Meggitt Avionics has been selected to provide improved avionics for four Shaanxi Y-8 transports operated by the Chinese military.
Under the arrangement, Meggitt provided Chinese firm Chengdu CAIC Electronics with its third-generation integrated secondary flight display (iSFD) and magnetic heading sensor (MHS) for use in CAIC's flight display upgrade programme, said Meggitt in a statement.
"We are delighted with Meggitt's first successful collaboration with an AVIC [Aviation Industry Corp of China] company and plan to continue our strategy to strengthen and support this key growth market," said Joe Morgan, the director of sales and marketing at Meggitt Avionics.
In an email to Flightglobal, Meggitt said the four aircraft involved required improved avionics than is standard on the Y-8. CAIC took delivery of five ship sets in 2011, with one as a spare. Two Y-8s with the new avionics fit were delivered in late 2011, and Meggitt expects the entire programme to be completed by mid-2012.
"We are working with Chinese avionics [CAIC] and original equipment suppliers on additional civil applications (where most of our products have been traditionally targeted) and to identify more opportunities, both civil and military," said Meggitt. "We have designed our products such that the civil applications can be extended to military aircraft. This additional capability is in line with the global market trend of military aircraft manufacturers looking to civil instruments to reduce through life costs."

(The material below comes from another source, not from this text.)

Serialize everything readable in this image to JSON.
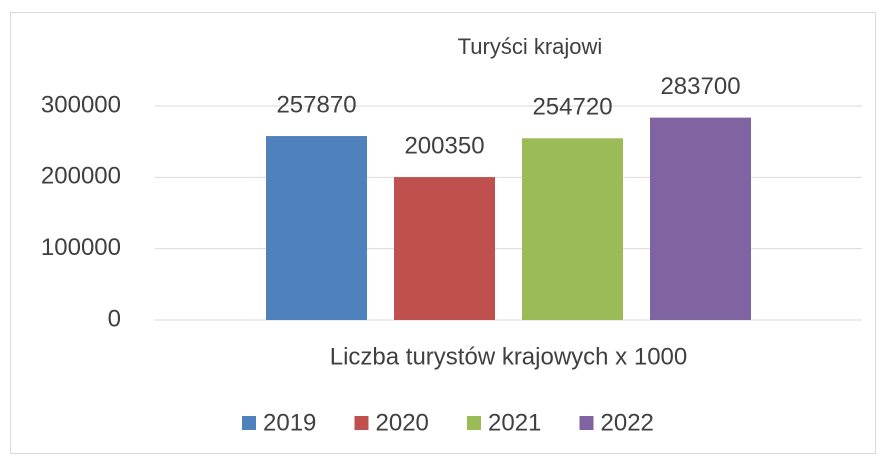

Meggitt's high resolution iSFD complements modern glass cockpits, integrating attitude, altitude, air speed and heading data through internal inertial and air data sensors. Its solid-state MHS provides accurate and fully stabilised heading information when used as part of the secondary flight display system. The latter can be used as an independent second heading source or as a primary instrument, it added.
The iSFD and MHS are installed in more than 40 different aircraft programmes and over 5,000 are in service worldwide, said Meggitt. The company declined to give a value for the Y-8 deal.